Picture the scene if you will, a new game is coming out… and a pretty highly anticipated one at that. There is a chill in the November air in Glasgow, the stars litter the sky as most people are tucked in bed awaiting the next working day. Not our intrepid gamers though, who emerge from their dwelling of choice, heading with excitement to the game store of their choosing. They queue, chatter and chitter with equal measure before piling into the artificially lit shop of dreams. Pre-order receipt handed over with £45 and a shiny new game handed back in return. Scurrying back home with the game of the day they presumably play until morning, safe in the knowledge that they got the game first.

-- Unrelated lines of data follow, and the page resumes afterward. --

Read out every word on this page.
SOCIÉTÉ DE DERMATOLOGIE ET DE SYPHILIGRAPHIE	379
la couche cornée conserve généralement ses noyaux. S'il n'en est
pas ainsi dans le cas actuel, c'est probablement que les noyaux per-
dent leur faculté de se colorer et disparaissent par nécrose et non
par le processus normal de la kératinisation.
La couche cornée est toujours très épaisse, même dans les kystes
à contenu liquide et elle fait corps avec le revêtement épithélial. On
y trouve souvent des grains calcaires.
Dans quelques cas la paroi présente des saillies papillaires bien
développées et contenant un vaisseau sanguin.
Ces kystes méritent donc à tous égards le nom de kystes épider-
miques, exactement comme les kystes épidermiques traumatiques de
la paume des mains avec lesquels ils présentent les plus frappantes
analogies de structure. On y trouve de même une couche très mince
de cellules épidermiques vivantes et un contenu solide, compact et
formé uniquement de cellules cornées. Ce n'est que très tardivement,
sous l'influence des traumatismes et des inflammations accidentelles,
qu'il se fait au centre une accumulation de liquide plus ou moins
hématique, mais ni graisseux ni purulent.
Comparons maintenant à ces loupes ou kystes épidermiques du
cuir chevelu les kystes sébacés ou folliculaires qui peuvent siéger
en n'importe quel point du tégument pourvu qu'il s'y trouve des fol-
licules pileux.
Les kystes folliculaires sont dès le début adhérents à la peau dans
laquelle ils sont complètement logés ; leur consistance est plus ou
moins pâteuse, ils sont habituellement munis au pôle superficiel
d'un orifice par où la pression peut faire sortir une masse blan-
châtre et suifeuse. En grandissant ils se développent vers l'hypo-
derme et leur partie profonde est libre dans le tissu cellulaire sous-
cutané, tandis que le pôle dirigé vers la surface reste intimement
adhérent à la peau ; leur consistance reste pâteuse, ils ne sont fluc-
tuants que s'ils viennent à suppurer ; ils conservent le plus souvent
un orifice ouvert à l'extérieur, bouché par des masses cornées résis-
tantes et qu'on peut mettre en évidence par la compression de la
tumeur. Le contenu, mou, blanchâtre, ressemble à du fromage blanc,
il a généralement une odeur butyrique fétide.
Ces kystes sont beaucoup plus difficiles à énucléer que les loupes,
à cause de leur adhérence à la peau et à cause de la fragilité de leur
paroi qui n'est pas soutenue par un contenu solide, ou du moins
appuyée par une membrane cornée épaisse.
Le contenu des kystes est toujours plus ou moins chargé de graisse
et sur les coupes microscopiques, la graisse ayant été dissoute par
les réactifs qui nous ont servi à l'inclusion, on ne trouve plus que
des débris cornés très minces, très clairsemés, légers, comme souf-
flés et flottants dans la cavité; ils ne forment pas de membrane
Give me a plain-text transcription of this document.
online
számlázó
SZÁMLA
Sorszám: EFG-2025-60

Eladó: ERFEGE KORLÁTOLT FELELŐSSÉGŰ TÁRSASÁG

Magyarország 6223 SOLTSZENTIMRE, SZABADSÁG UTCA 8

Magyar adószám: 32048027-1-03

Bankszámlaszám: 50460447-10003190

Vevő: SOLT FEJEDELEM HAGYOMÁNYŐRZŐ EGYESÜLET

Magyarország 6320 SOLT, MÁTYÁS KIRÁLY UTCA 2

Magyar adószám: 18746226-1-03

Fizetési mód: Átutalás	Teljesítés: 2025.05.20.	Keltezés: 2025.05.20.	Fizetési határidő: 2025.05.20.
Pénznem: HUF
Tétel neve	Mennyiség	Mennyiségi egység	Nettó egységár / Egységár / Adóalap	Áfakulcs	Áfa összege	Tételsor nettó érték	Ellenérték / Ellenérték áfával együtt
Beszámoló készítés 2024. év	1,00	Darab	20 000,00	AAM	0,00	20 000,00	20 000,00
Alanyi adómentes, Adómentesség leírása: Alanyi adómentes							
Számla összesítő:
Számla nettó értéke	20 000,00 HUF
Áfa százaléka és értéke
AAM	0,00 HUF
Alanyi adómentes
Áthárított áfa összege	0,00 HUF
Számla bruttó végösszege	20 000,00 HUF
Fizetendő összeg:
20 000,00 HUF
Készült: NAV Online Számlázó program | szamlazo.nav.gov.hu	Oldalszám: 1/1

Why on earth would I want to do that? Let’s put aside the obvious issue of a group of gamers heading out for a new game or console at midnight being a mugger’s wet dream for the moment and focus on the realities. All this will serve to do is aggravate me, as I head out at mightnight to shop and still have to queue. I’ve seen footage of those massive queues and wonder what the people there think of when in the cold and dark. Do they ever think about what it could have been like ordering online? That time they could be in the arms of their partner; watching the best of cinema, playing a fun game or making passionate love. They could be excitedly looking at news of the game of their desires, or tracking the package online as it wings its way to their house for launch day. They could be checking online banking, smug at the amount they saved by buying online… even looking at budget games they can pick up with the money saved. Then the day comes after a good night’s sleep, a hearty breakfast and dashing out on that crisp winter morning to college, university or work. Making plans with friends to meet up on XBL or PSN in the evening, bright and breezily heading home for a night of fun and games. Opening the door to your warm house the game sits on the floor, all ready for you to play.
Now, isn’t that a much better sounding plan than standing in the cold to get your game at a higher price for the sake of 8-9 sleepy extra hours of gaming?